An assisted living facility or nursing home may report a death, and also may give someone’s general condition and location, if the patient remains within the facility. If, as Wyvill suggested, residents want administrators to keep a list of people to inform if they’ve gone to a hospital, that’s fine under HIPAA.

Providers have the flexibility to disclose information in the patient’s interest, but they don’t have to, and because they’re wary of HIPAA violations, if a certain patient’s situation is complicated or unclear, they probably won’t.

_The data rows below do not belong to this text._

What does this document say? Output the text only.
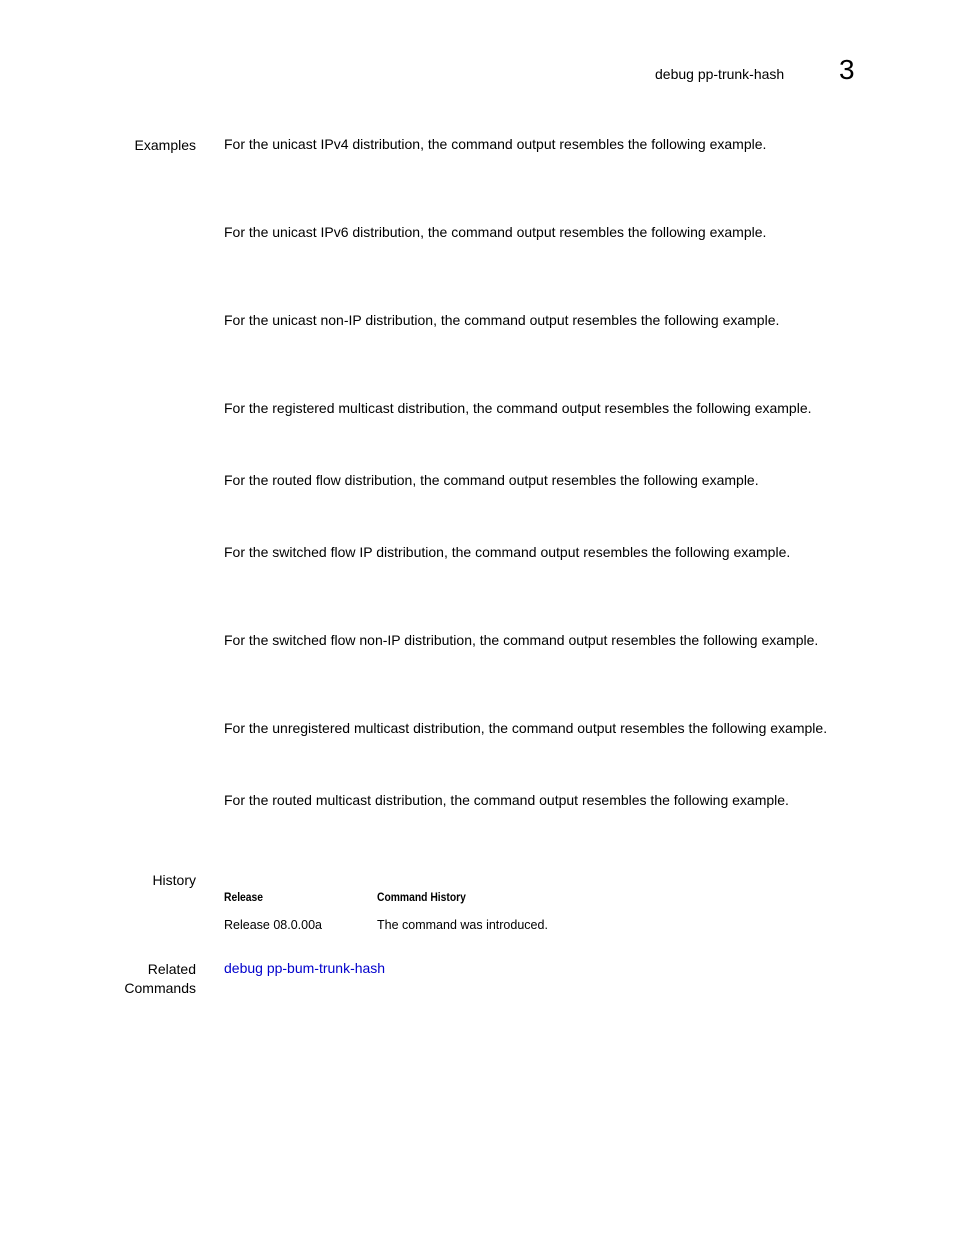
debug pp-trunk-hash 3
Examples For the unicast IPv4 distribution, the command output resembles the following example.
For the unicast IPv6 distribution, the command output resembles the following example.
For the unicast non-IP distribution, the command output resembles the following example.
For the registered multicast distribution, the command output resembles the following example.
For the routed flow distribution, the command output resembles the following example.
For the switched flow IP distribution, the command output resembles the following example.
For the switched flow non-IP distribution, the command output resembles the following example.
For the unregistered multicast distribution, the command output resembles the following example.
For the routed multicast distribution, the command output resembles the following example.
History
Release	Command History
Release 08.0.00a	The command was introduced.
Related
Commands
debug pp-bum-trunk-hash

That’s why caregivers who are a patient’s personal representatives should have a health-care proxy or power of attorney; such documents, prepared in advance by patients and caregivers, authorize, among other things, the release of information, and in those cases, providers must comply.

Under HIPAA, patients consent needn’t be in writing; an oral request will suffice for a relative or friend to receive information. But health-care facilities legally may require a signature on a form, and many do.

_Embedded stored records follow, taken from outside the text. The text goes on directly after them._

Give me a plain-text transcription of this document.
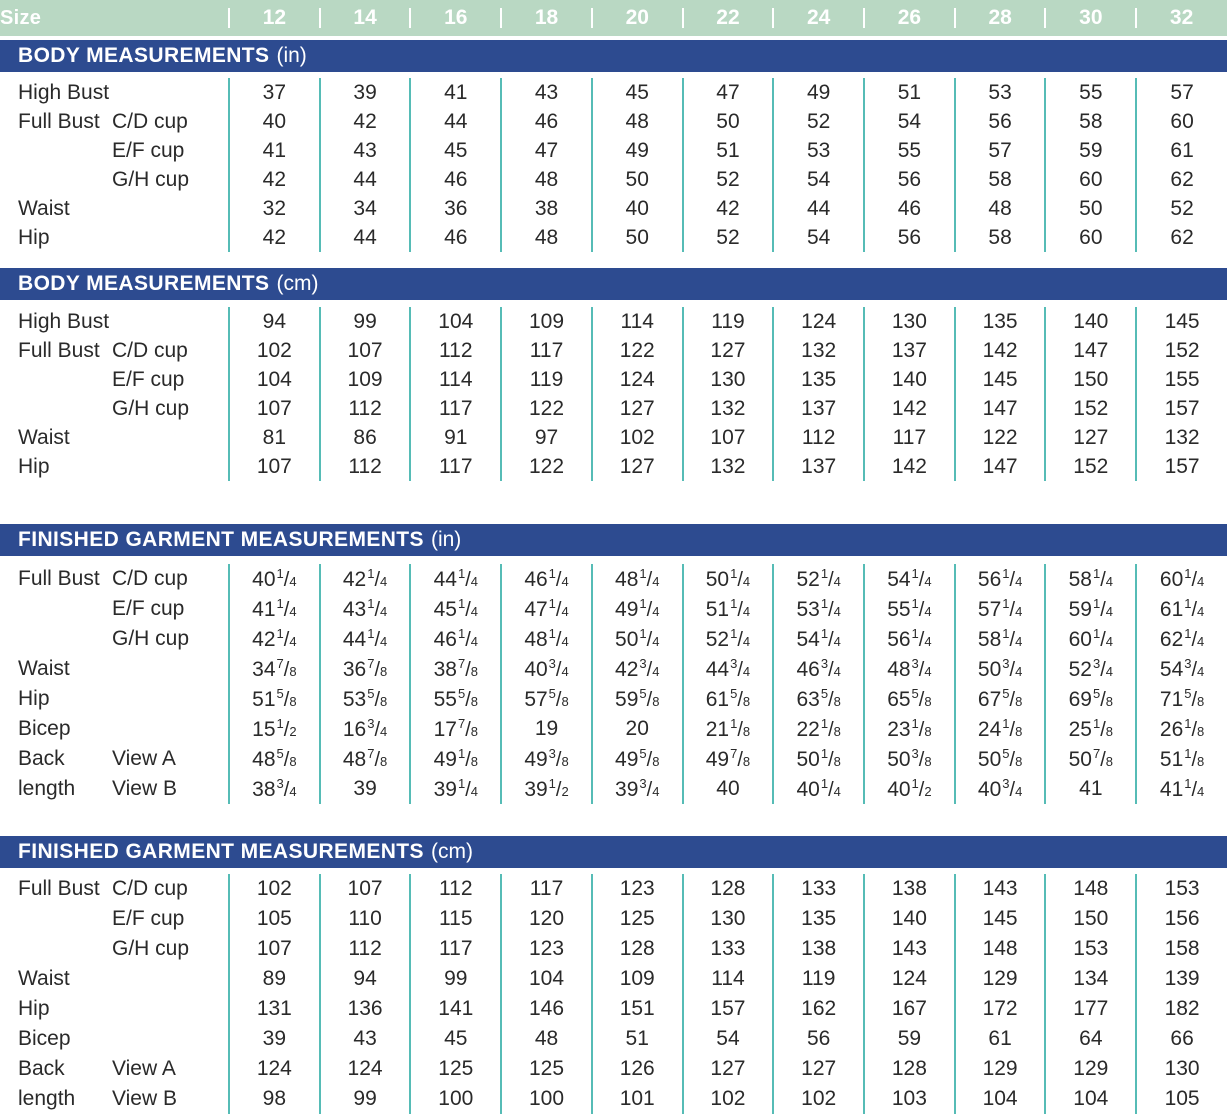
Size	12	14	16	18	20	22	24	26	28	30	32
BODY MEASUREMENTS (in)
High Bust		37	39	41	43	45	47	49	51	53	55	57
Full Bust	C/D cup	40	42	44	46	48	50	52	54	56	58	60
	E/F cup	41	43	45	47	49	51	53	55	57	59	61
	G/H cup	42	44	46	48	50	52	54	56	58	60	62
Waist		32	34	36	38	40	42	44	46	48	50	52
Hip		42	44	46	48	50	52	54	56	58	60	62
BODY MEASUREMENTS (cm)
High Bust		94	99	104	109	114	119	124	130	135	140	145
Full Bust	C/D cup	102	107	112	117	122	127	132	137	142	147	152
	E/F cup	104	109	114	119	124	130	135	140	145	150	155
	G/H cup	107	112	117	122	127	132	137	142	147	152	157
Waist		81	86	91	97	102	107	112	117	122	127	132
Hip		107	112	117	122	127	132	137	142	147	152	157
FINISHED GARMENT MEASUREMENTS (in)
Full Bust	C/D cup	40$^1$/4	42$^1$/4	44$^1$/4	46$^1$/4	48$^1$/4	50$^1$/4	52$^1$/4	54$^1$/4	56$^1$/4	58$^1$/4	60$^1$/4
	E/F cup	41$^1$/4	43$^1$/4	45$^1$/4	47$^1$/4	49$^1$/4	51$^1$/4	53$^1$/4	55$^1$/4	57$^1$/4	59$^1$/4	61$^1$/4
	G/H cup	42$^1$/4	44$^1$/4	46$^1$/4	48$^1$/4	50$^1$/4	52$^1$/4	54$^1$/4	56$^1$/4	58$^1$/4	60$^1$/4	62$^1$/4
Waist		34$^7$/8	36$^7$/8	38$^7$/8	40$^3$/4	42$^3$/4	44$^3$/4	46$^3$/4	48$^3$/4	50$^3$/4	52$^3$/4	54$^3$/4
Hip		51$^5$/8	53$^5$/8	55$^5$/8	57$^5$/8	59$^5$/8	61$^5$/8	63$^5$/8	65$^5$/8	67$^5$/8	69$^5$/8	71$^5$/8
Bicep		15$^1$/2	16$^3$/4	17$^7$/8	19	20	21$^1$/8	22$^1$/8	23$^1$/8	24$^1$/8	25$^1$/8	26$^1$/8
Back	View A	48$^5$/8	48$^7$/8	49$^1$/8	49$^3$/8	49$^5$/8	49$^7$/8	50$^1$/8	50$^3$/8	50$^5$/8	50$^7$/8	51$^1$/8
length	View B	38$^3$/4	39	39$^1$/4	39$^1$/2	39$^3$/4	40	40$^1$/4	40$^1$/2	40$^3$/4	41	41$^1$/4
FINISHED GARMENT MEASUREMENTS (cm)
Full Bust	C/D cup	102	107	112	117	123	128	133	138	143	148	153
	E/F cup	105	110	115	120	125	130	135	140	145	150	156
	G/H cup	107	112	117	123	128	133	138	143	148	153	158
Waist		89	94	99	104	109	114	119	124	129	134	139
Hip		131	136	141	146	151	157	162	167	172	177	182
Bicep		39	43	45	48	51	54	56	59	61	64	66
Back	View A	124	124	125	125	126	127	127	128	129	129	130
length	View B	98	99	100	100	101	102	102	103	104	104	105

The consequences of an unintended HIPAA violation can be serious, but they seldom occur. In the event of a breach or perceived breach, patients may file a complaint with HHS.

HIPAA also is used inappropriately when patients and authorized caregivers are prevented access to patients’ own health records. All patients have the right to view and possess a copy of their records, although providers may charge copying fees.

But it’s not just the law that’s subject to confusion. As The Times noted, “Within families, decisions about how much health information to share, and with whom, often become complicated, as a recent study in JAMA Internal Medicine found. When researchers working to design online patient portals convened two sets of focus groups – one for people over age 75, another for family caregivers – they heard the usual tension between older adults’ need for assistance and their desire for autonomy.”

Seniors don’t want to be a burden to the younger generation, whose members say the burden is not knowing about their medical issues. Seniors might want help, but they don’t want to take orders. They don’t want to feel spied on. So, they might tell their younger loved ones about some of the medications they take – but not all. And that dynamic often changes with increasing disability or a health crisis.

Explained one story source, “Say a senior has a serious medical condition – a stroke, for instance – and requires a lot of help and support. He could recover enough to want to take back control of his health information. It may go back and forth.”

These situations and the discussions they invite are just part of family life. But the law draws a much straighter line. Just because providers might be reluctant to offer information, that doesn’t mean HIPAA says that less is more. As one health-care attorney noted, “HIPAA is more common-sense than people give it credit for.”